Oddly enough, my board crashes after POST if I have the L2 cache enabled with this 2001 BIOS (at 60MHz FSB anyway). But at the same time, enabling the EDO option causes memory performance to skyrocket to unheard of levels for a socket 3 board (75MB/sec)

That´s why I use the Rev.3 supporting up to 1MB cache. Gives the ability to install more ram, which is in cacheable range I guess. But 75MB/sec is impressive. I get 40 MB/s max (at memtest 5.01) using EDO ECC memory. and only at 33Mhz FSB, so kinda boring...
The ECC is important since it´s a productive system. I use it to flash ISA GPS receiver cards to support the new Galileo time system for more precision, and put them back into the HP reference Ceasium "atomic" clocks.
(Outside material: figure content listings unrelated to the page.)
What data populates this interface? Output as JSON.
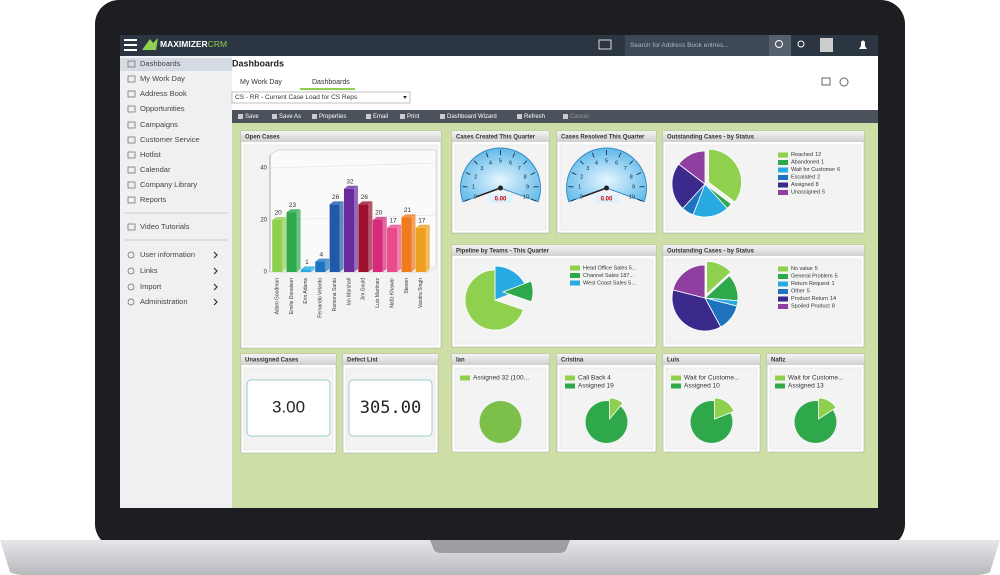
{
  "brand": {
    "name": "MAXIMIZER",
    "suffix": "CRM"
  },
  "search_placeholder": "Search for Address Book entries...",
  "sidebar": {
    "items": [
      "Dashboards",
      "My Work Day",
      "Address Book",
      "Opportunities",
      "Campaigns",
      "Customer Service",
      "Hotlist",
      "Calendar",
      "Company Library",
      "Reports"
    ],
    "extra": [
      "Video Tutorials"
    ],
    "settings": [
      "User information",
      "Links",
      "Import",
      "Administration"
    ]
  },
  "page_title": "Dashboards",
  "tabs": [
    "My Work Day",
    "Dashboards"
  ],
  "dashboard_select": "CS - RR - Current Case Load for CS Reps",
  "toolbar": [
    "Save",
    "Save As",
    "Properties",
    "Email",
    "Print",
    "Dashboard Wizard",
    "Refresh",
    "Cancel"
  ],
  "widgets": {
    "open_cases": {
      "type": "bar",
      "title": "Open Cases",
      "categories": [
        "Adam Goodman",
        "Emilie Donalson",
        "Erin Adams",
        "Fernando Velardo",
        "Ramona Santo",
        "Ian Marshall",
        "Jim Gould",
        "Luis Martinez",
        "Nafiz Khawar",
        "Steven",
        "Vandra Singh"
      ],
      "values": [
        20,
        23,
        1,
        4,
        26,
        32,
        26,
        20,
        17,
        21,
        17
      ],
      "colors": [
        "#8fd14f",
        "#2ea84a",
        "#27aae1",
        "#1e73be",
        "#1e5aa8",
        "#6a2a9c",
        "#9c1030",
        "#d62a7a",
        "#e84a8a",
        "#f07a1e",
        "#f0a020"
      ],
      "ylim": [
        0,
        45
      ],
      "yticks": [
        0,
        20,
        40
      ]
    },
    "gauges": [
      {
        "title": "Cases Created This Quarter",
        "value": 0,
        "value_label": "0.00",
        "range": [
          0,
          10
        ],
        "ticks": [
          0,
          1,
          2,
          3,
          4,
          5,
          6,
          7,
          8,
          9,
          10
        ]
      },
      {
        "title": "Cases Resolved This Quarter",
        "value": 0,
        "value_label": "0.00",
        "range": [
          0,
          10
        ],
        "ticks": [
          0,
          1,
          2,
          3,
          4,
          5,
          6,
          7,
          8,
          9,
          10
        ]
      }
    ],
    "status_pies": [
      {
        "title": "Outstanding Cases - by Status",
        "legend": [
          {
            "label": "Reached",
            "value": 12,
            "color": "#8fd14f"
          },
          {
            "label": "Abandoned",
            "value": 1,
            "color": "#2ea84a"
          },
          {
            "label": "Wait for Customer",
            "value": 6,
            "color": "#27aae1"
          },
          {
            "label": "Escalated",
            "value": 2,
            "color": "#1e73be"
          },
          {
            "label": "Assigned",
            "value": 8,
            "color": "#3b2a8c"
          },
          {
            "label": "Unassigned",
            "value": 5,
            "color": "#8e3fa0"
          }
        ]
      },
      {
        "title": "Outstanding Cases - by Status",
        "legend": [
          {
            "label": "No value",
            "value": 5,
            "color": "#8fd14f"
          },
          {
            "label": "General Problem",
            "value": 5,
            "color": "#2ea84a"
          },
          {
            "label": "Return Request",
            "value": 1,
            "color": "#27aae1"
          },
          {
            "label": "Other",
            "value": 5,
            "color": "#1e73be"
          },
          {
            "label": "Product Return",
            "value": 14,
            "color": "#3b2a8c"
          },
          {
            "label": "Spoiled Product",
            "value": 8,
            "color": "#8e3fa0"
          }
        ]
      }
    ],
    "pipeline": {
      "title": "Pipeline by Teams - This Quarter",
      "legend": [
        "Head Office Sales 5...",
        "Channel Sales 187...",
        "West Coast Sales 5..."
      ],
      "colors": [
        "#8fd14f",
        "#2ea84a",
        "#27aae1"
      ]
    },
    "big_values": [
      {
        "title": "Unassigned Cases",
        "value": "3.00"
      },
      {
        "title": "Defect List",
        "value": "305.00"
      }
    ],
    "reps": [
      {
        "title": "Ian",
        "legend": [
          "Assigned 32 (100..."
        ]
      },
      {
        "title": "Cristina",
        "legend": [
          "Call Back 4",
          "Assigned 19"
        ]
      },
      {
        "title": "Luis",
        "legend": [
          "Wait for Custome...",
          "Assigned 10"
        ]
      },
      {
        "title": "Nafiz",
        "legend": [
          "Wait for Custome...",
          "Assigned 13"
        ]
      }
    ]
  }
}
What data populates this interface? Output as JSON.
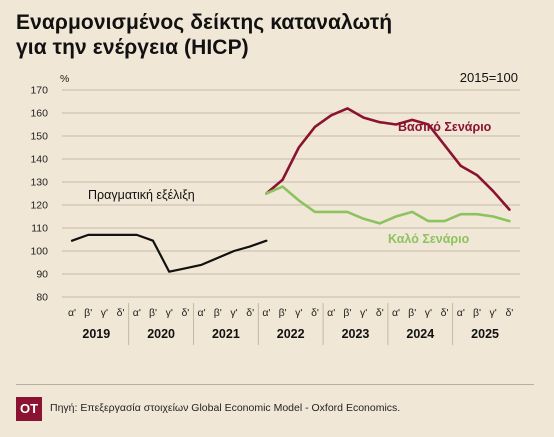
{
  "title": {
    "line1": "Εναρμονισμένος δείκτης καταναλωτή",
    "line2": "για την ενέργεια (HICP)"
  },
  "footer": {
    "logo": "ΟΤ",
    "source": "Πηγή: Επεξεργασία στοιχείων Global Economic Model - Oxford Economics."
  },
  "colors": {
    "background": "#f1e7d6",
    "actual": "#111111",
    "base": "#8b1230",
    "good": "#8cc360",
    "grid": "#b9ad9b"
  },
  "chart_data": {
    "type": "line",
    "ylabel": "%",
    "base_note": "2015=100",
    "ylim": [
      80,
      170
    ],
    "yticks": [
      80,
      90,
      100,
      110,
      120,
      130,
      140,
      150,
      160,
      170
    ],
    "grid": true,
    "quarter_labels": [
      "α'",
      "β'",
      "γ'",
      "δ'",
      "α'",
      "β'",
      "γ'",
      "δ'",
      "α'",
      "β'",
      "γ'",
      "δ'",
      "α'",
      "β'",
      "γ'",
      "δ'",
      "α'",
      "β'",
      "γ'",
      "δ'",
      "α'",
      "β'",
      "γ'",
      "δ'",
      "α'",
      "β'",
      "γ'",
      "δ'"
    ],
    "years": [
      {
        "label": "2019",
        "start": 0
      },
      {
        "label": "2020",
        "start": 4
      },
      {
        "label": "2021",
        "start": 8
      },
      {
        "label": "2022",
        "start": 12
      },
      {
        "label": "2023",
        "start": 16
      },
      {
        "label": "2024",
        "start": 20
      },
      {
        "label": "2025",
        "start": 24
      }
    ],
    "series": [
      {
        "name": "Πραγματική εξέλιξη",
        "color": "#111111",
        "x": [
          0,
          1,
          2,
          3,
          4,
          5,
          6,
          7,
          8,
          9,
          10,
          11,
          12
        ],
        "values": [
          104.5,
          107,
          107,
          107,
          107,
          104.5,
          91,
          92.5,
          94,
          97,
          100,
          102,
          104.5
        ]
      },
      {
        "name": "Βασικό Σενάριο",
        "color": "#8b1230",
        "x": [
          12,
          13,
          14,
          15,
          16,
          17,
          18,
          19,
          20,
          21,
          22,
          23,
          24,
          25,
          26,
          27
        ],
        "values": [
          125,
          131,
          145,
          154,
          159,
          162,
          158,
          156,
          155,
          157,
          155,
          146,
          137,
          133,
          126,
          118
        ]
      },
      {
        "name": "Καλό Σενάριο",
        "color": "#8cc360",
        "x": [
          12,
          13,
          14,
          15,
          16,
          17,
          18,
          19,
          20,
          21,
          22,
          23,
          24,
          25,
          26,
          27
        ],
        "values": [
          125,
          128,
          122,
          117,
          117,
          117,
          114,
          112,
          115,
          117,
          113,
          113,
          116,
          116,
          115,
          113
        ]
      }
    ]
  }
}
After all I try to install Windows 7 on the 486 board (yes, really) using a Pentium Overdrive CPU and by putting an ACPI table to the BIOS since Win7 requires it. The stupid HP update tool for the GPS cards only works with Win7 and newer (it´s typically used with more recent cards and the ancient ones are just still in there, but supported).
Tried socket 7 boards with ISA slots, but the cards / updater don´t like them for unknown reasons.

If anyone can help with putting Win7 on a PC without native ACPI support, please let me know. I don´t exactly know how ACPI works, especially since there are boards out there which receive "ACPI support" just by BIOS update, e.g. some early socket 5/7 boards. I always thought a physical ACPI chip had to be installed for it to work.